We have, $\sqrt{1-x^2}+\sqrt{1-y^2}=a(x-y)$

$\begin{aligned} & \text { On putting } x=\sin \alpha \text { and } y=\sin \beta \text {, we get } \\ & \qquad \sqrt{1-\sin ^2 \alpha}+\sqrt{1-\sin ^2 \beta}=a(\sin \alpha-\sin \beta)\end{aligned}$

$$\begin{array}{ll} \Rightarrow & \cos \alpha+\cos \beta=a(\sin \alpha-\sin \beta) \\ \Rightarrow & 2 \cos \frac{\alpha+\beta}{2} \cdot \cos \frac{\alpha-\beta}{2}=a\left(2 \cos \frac{\alpha+\beta}{2} \cdot \sin \frac{\alpha-\beta}{2}\right) \end{array}$$

$$\begin{array}{ll} \Rightarrow & \cos \frac{\alpha-\beta}{2}=a \sin \frac{\alpha-\beta}{2} \\ \Rightarrow & \cot \frac{\alpha-\beta}{2}=a \end{array}$$

$$\begin{array}{l} \Rightarrow & \frac{\alpha-\beta}{2} =\cot ^{-1} a \\ \Rightarrow & \alpha-\beta =2 \cot ^{-1} a \\ \Rightarrow & \sin ^{-1} x-\sin ^{-1} y =2 \cot ^{-1} a \quad[\because x=\sin \alpha \text { and } y=\sin \beta] \end{array}$$

$$\begin{aligned} &\text { On differentiating both sides w.r.t. } x \text {, we get }\\ &\begin{array}{ll} & \frac{1}{\sqrt{1-x^2}}-\frac{1}{\sqrt{1-y^2}} \frac{d y}{d x}=0 \\ \therefore & \frac{d y}{d x}=\frac{\sqrt{1-y^2}}{\sqrt{1-x^2}}=\sqrt{\frac{1-y^2}{1-x^2}}\quad\text{Hence proved.} \end{array} \end{aligned}$$

$$\begin{aligned} &\begin{aligned} \text { We have, }\quad y & =\tan ^{-1} x \quad \text { [on differentiating w.r.t. } x \text { ] }\\ \therefore\quad \frac{d y}{d x} & =\frac{1}{1+x^2}\quad \text { [again differentiating w.r.t. } x \text { ] } \end{aligned} \end{aligned}$$

Now, $$\frac{d^2 y}{d x^2}=\frac{d}{d x}\left(1+x^2\right)^{-1}$$

$$\begin{aligned} & =-1\left(1+x^2\right)^{-2} \cdot \frac{d}{d x}\left(1+x^2\right) \\ & =-\frac{1}{\left(1+x^2\right)^2} \cdot 2 x \\ & =\frac{-2 \tan y}{\left(1+\tan ^2 y\right)^2} \quad\left[\because y=\tan ^{-1} x \Rightarrow \tan y=x\right] \end{aligned}$$

$$\begin{aligned} & =\frac{-2 \tan y}{\left(\sec ^2 y\right)^2} \\ & =-2 \frac{\sin y}{\cos y} \cdot \cos ^2 y \cdot \cos ^2 y \\ & =-\sin 2 y \cdot \cos ^2 y \quad[\because \sin 2 x=2 \sin x \cos x] \end{aligned}$$

We have, $f(x)=x(x-1)^2$ in $[0,1]$.

(i) Since, $f(x)=x(x-1)^2$ is a polynomial function.

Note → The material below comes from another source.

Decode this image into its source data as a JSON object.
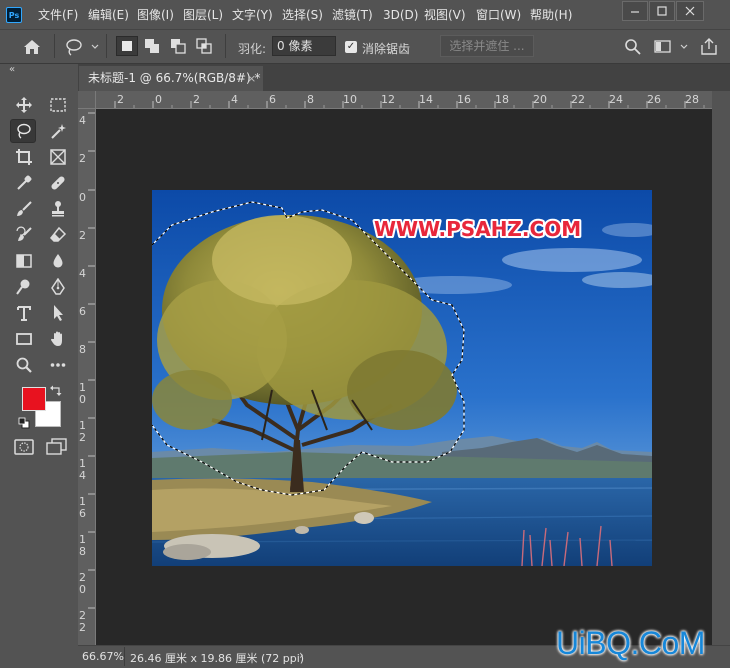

So, it is continuous in $[0,1]$.

$$\begin{aligned} &\text { (ii) Now, }\\ &\begin{aligned} f^{\prime}(x) & =x \cdot \frac{d}{d x}(x-1)^2+(x-1)^2 \frac{d}{d x} x \\ & =x \cdot 2(x-1) \cdot 1+(x-1)^2 \\ & =2 x^2-2 x+x^2+1-2 x \\ & =3 x^2-4 x+1 \text { which exists in }(0,1) \end{aligned} \end{aligned}$$

So, $f(x)$ is differentiable in $(0,1)$. (iii) Now, $f(0)=0$ and $f(1)=0 \Rightarrow f(0)=f(1)$

$f$ satisfies the above conditions of Rolle's theorem.

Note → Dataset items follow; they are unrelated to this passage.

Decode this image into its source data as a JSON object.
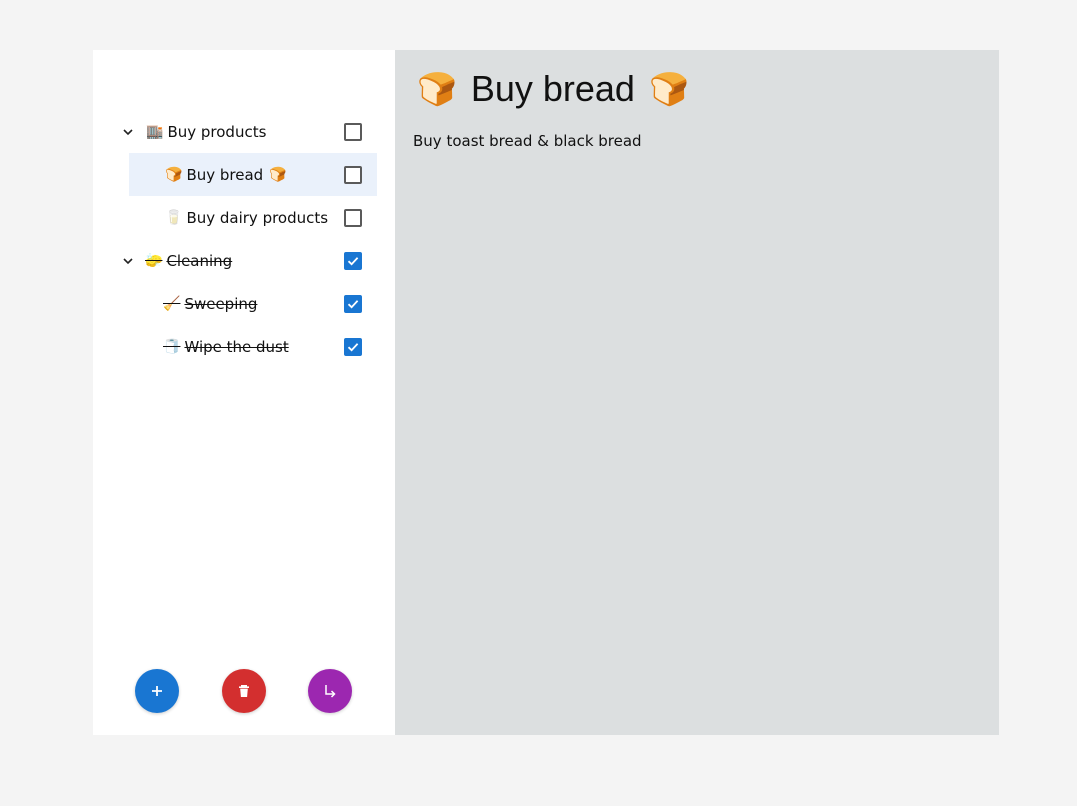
{
  "sidebar": {
    "items": [
      {
        "label": "Buy products",
        "emoji": "🏬",
        "checked": false
      },
      {
        "label": "Buy bread",
        "emoji": "🍞",
        "tail_emoji": "🍞",
        "checked": false,
        "selected": true
      },
      {
        "label": "Buy dairy products",
        "emoji": "🥛",
        "checked": false
      },
      {
        "label": "Cleaning",
        "emoji": "🧽",
        "checked": true
      },
      {
        "label": "Sweeping",
        "emoji": "🧹",
        "checked": true
      },
      {
        "label": "Wipe the dust",
        "emoji": "🧻",
        "checked": true
      }
    ],
    "buttons": {
      "add": {
        "icon": "plus-icon",
        "color": "#1976d2"
      },
      "delete": {
        "icon": "trash-icon",
        "color": "#d32f2f"
      },
      "move": {
        "icon": "subdirectory-arrow-icon",
        "color": "#9c27b0"
      }
    }
  },
  "main": {
    "title": "Buy bread",
    "title_emoji": "🍞",
    "description": "Buy toast bread & black bread"
  },
  "colors": {
    "accent": "#1976d2",
    "selected_row": "#eaf1fb",
    "main_bg": "#dcdfe0"
  }
}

Hence, by Rolle's theorem $\exists c \in(0,1)$ such that

$$\begin{aligned} f^{\prime}(c) & =0 \\ \Rightarrow\quad 3 c^2-4 c+1 & =0 \\ \Rightarrow\quad 3 c^2-3 c-c+1 & =0 \\ \Rightarrow\quad 3 c(c-1)-1(c-1) & =0 \\ \Rightarrow\quad (3 c-1)(c-1) & =0 \\ \Rightarrow\quad c & =\frac{1}{3}, 1 \Rightarrow \frac{1}{3} \in(0,1) \end{aligned}$$

Thus, we see that there exists a real number c in the open interval $(0,1)$. Hence, Rolle's theorem has been verified.